A Fribourg, Jennifer Nasica est propriétaire d’une maison des années 1960 qu’elle veut complètement assainir. Même si elle n’a pas encore le permis de construire, elle demande déjà des offres aux différents corps de métier, afin d’avoir une vision des surcoûts: "Cela permet de vérifier si des adaptations sont nécessaires", explique-t-elle.
Les premiers retours d'offres sont d'ailleurs "plus élevés que prévu". Par rapport au premier budget envisagé il y a près d’un an, Jennifer Nasica estime la hausse pour sa transformation à environ 8%.
Courte validité des offres
Ce jour-là, celle qui est aussi l'architecte de son projet accueille Dominique Lambelet, directeur d'une entreprise de construction, pour une visite de sa villa. "On reçoit quasiment toutes les semaines des augmentations de prix pour les matériaux comme la ferraille, l'isolation, le bois et le béton", explique-t-il.
Des hausses que son entreprise répercute sur la facture finale. Dominique Lambelet n'observe pas encore de ralentissement dans son secteur d'activité: "Mais on craint que cela finisse par freiner les gens." Ce contexte particulier se reflète aussi dans les offres, notamment leur durée de validité: "Elles sont aujourd'hui d'une dizaine de jours alors qu'avant elles s'étendaient sur une année", indique Dominique Lambelet.
Pour Jennifer Nazica, la hausse des taux hypothécaires vient encore compliquer la donne. Elle reste malgré tout positive: "On a bon espoir de trouver les solutions pour que le chantier puisse se faire et qu'on puisse emménager ici".
Du jamais vu
Les architectes, eux aussi, doivent s'adapter: "Des périodes comme celle-ci, on n'en a jamais vécues", observe Luc Bernasconi, directeur associé du bureau Lutz à Givisiez (FR). Principal problème: le retard dans les livraisons qui impacte le suivi des travaux.
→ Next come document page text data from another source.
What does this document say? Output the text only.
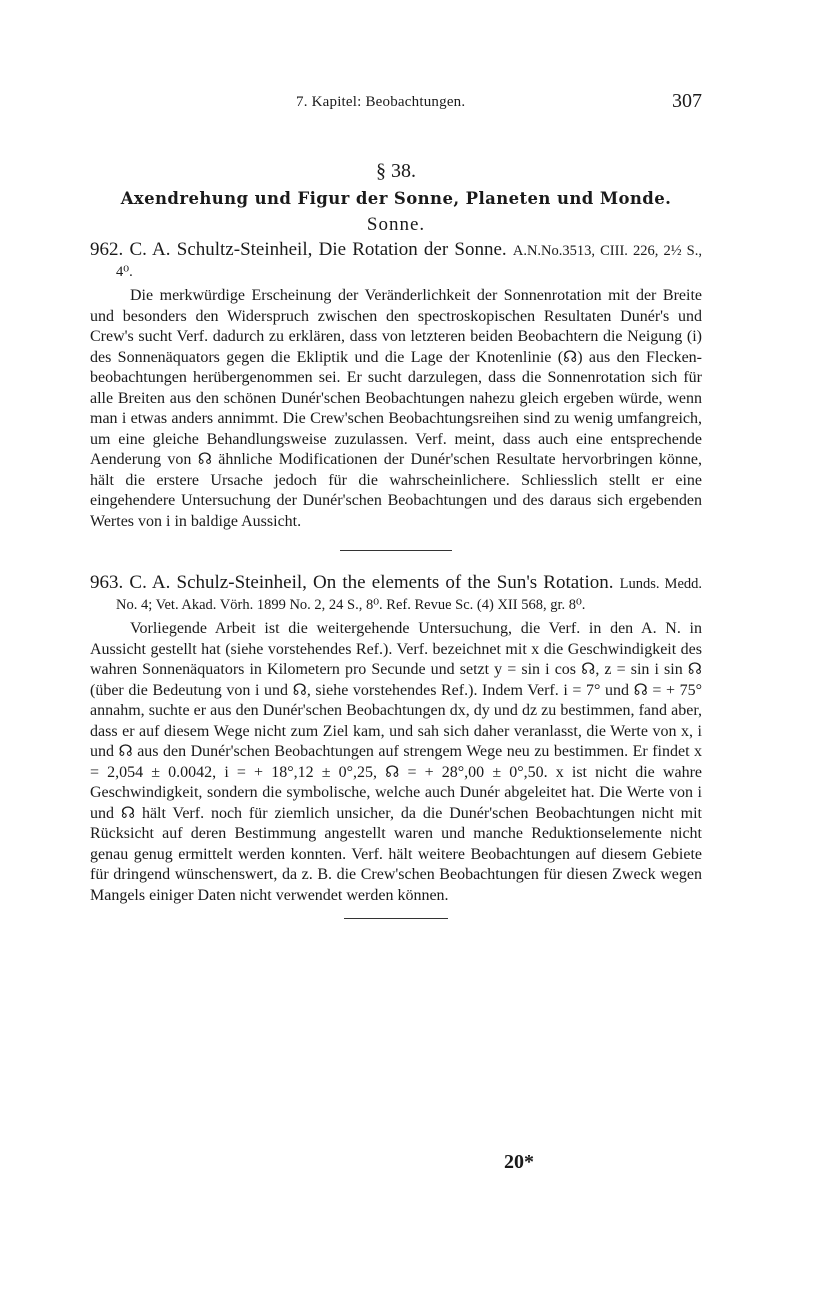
7. Kapitel: Beobachtungen.	307
§ 38.
Axendrehung und Figur der Sonne, Planeten und Monde.
Sonne.
962. C. A. Schultz-Steinheil, Die Rotation der Sonne. A.N.No.3513, CIII. 226, 2½ S., 4⁰.
Die merkwürdige Erscheinung der Veränderlichkeit der Sonnenrotation mit der Breite und besonders den Widerspruch zwischen den spectroskopischen Resultaten Dunér's und Crew's sucht Verf. dadurch zu erklären, dass von letzteren beiden Beobachtern die Neigung (i) des Sonnenäquators gegen die Ekliptik und die Lage der Knotenlinie (☊) aus den Flecken-beobachtungen herübergenommen sei. Er sucht darzulegen, dass die Sonnenrotation sich für alle Breiten aus den schönen Dunér'schen Beobachtungen nahezu gleich ergeben würde, wenn man i etwas anders annimmt. Die Crew'schen Beobachtungsreihen sind zu wenig umfangreich, um eine gleiche Behandlungsweise zuzulassen. Verf. meint, dass auch eine entsprechende Aenderung von ☊ ähnliche Modificationen der Dunér'schen Resultate hervorbringen könne, hält die erstere Ursache jedoch für die wahrscheinlichere. Schliesslich stellt er eine eingehendere Untersuchung der Dunér'schen Beobachtungen und des daraus sich ergebenden Wertes von i in baldige Aussicht.
963. C. A. Schulz-Steinheil, On the elements of the Sun's Rotation. Lunds. Medd. No. 4; Vet. Akad. Vörh. 1899 No. 2, 24 S., 8⁰. Ref. Revue Sc. (4) XII 568, gr. 8⁰.
Vorliegende Arbeit ist die weitergehende Untersuchung, die Verf. in den A. N. in Aussicht gestellt hat (siehe vorstehendes Ref.). Verf. bezeichnet mit x die Geschwindigkeit des wahren Sonnenäquators in Kilometern pro Secunde und setzt y = sin i cos ☊, z = sin i sin ☊ (über die Bedeutung von i und ☊, siehe vorstehendes Ref.). Indem Verf. i = 7° und ☊ = + 75° annahm, suchte er aus den Dunér'schen Beobachtungen dx, dy und dz zu bestimmen, fand aber, dass er auf diesem Wege nicht zum Ziel kam, und sah sich daher veranlasst, die Werte von x, i und ☊ aus den Dunér'schen Beobachtungen auf strengem Wege neu zu bestimmen. Er findet x = 2,054 ± 0.0042, i = + 18°,12 ± 0°,25, ☊ = + 28°,00 ± 0°,50. x ist nicht die wahre Geschwindigkeit, sondern die symbolische, welche auch Dunér abgeleitet hat. Die Werte von i und ☊ hält Verf. noch für ziemlich unsicher, da die Dunér'schen Beobachtungen nicht mit Rücksicht auf deren Bestimmung angestellt waren und manche Reduktionselemente nicht genau genug ermittelt werden konnten. Verf. hält weitere Beobachtungen auf diesem Gebiete für dringend wünschenswert, da z. B. die Crew'schen Beobachtungen für diesen Zweck wegen Mangels einiger Daten nicht verwendet werden können.
20*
La hausse des coûts perturbe également les chantiers. Luc Bernasconi doit parfois ajuster des projets pour les rendre moins coûteux. Il cite l'exemple d'une rénovation de bâtiment qui prévoyait l'utilisation de bois: "Pour finir, on a mis une isolation standard, en polystyrène."
Indépendance énergétique
Alors qu'on parle beaucoup actuellement de rénovations énergétiques, doit-on s'attendre à ce que certains propriétaires reportent leurs projets du fait de surcoûts? "Non", estime Stefanie Schwab, chercheuse à la Haute école d’ingénierie et d’architecture de Fribourg.
"Les gens se rendent compte qu'il y a un problème avec les énergies fossiles. Autant le gaz que le mazout sont des énergies qui sont en recul. La guerre (en Ukraine, ndlr) a aussi montré la pertinence de ne plus être dépendants de ces énergies."
Mais de manière plus générale, l’impact du porte-monnaie reste important. "Dans un bâtiment, une rénovation en entraîne souvent une autre", relève Stefanie Schwab. Quand on passe à une pompe à chaleur, il faudrait par exemple revoir en même temps l'enveloppe. La chercheuse prône un meilleur accompagnement. Elle suggère aussi une planification à l'échelle de quartiers: "On peut par exemple trouver des prix en commun pour plusieurs propriétaires qui ont le même type de bâtiment."
Selon elle, il reste un grand effort à faire, à la fois du côté des propriétaires, mais aussi de la part des professionnels: "Ils doivent être formés en suffisance et être qualifiés."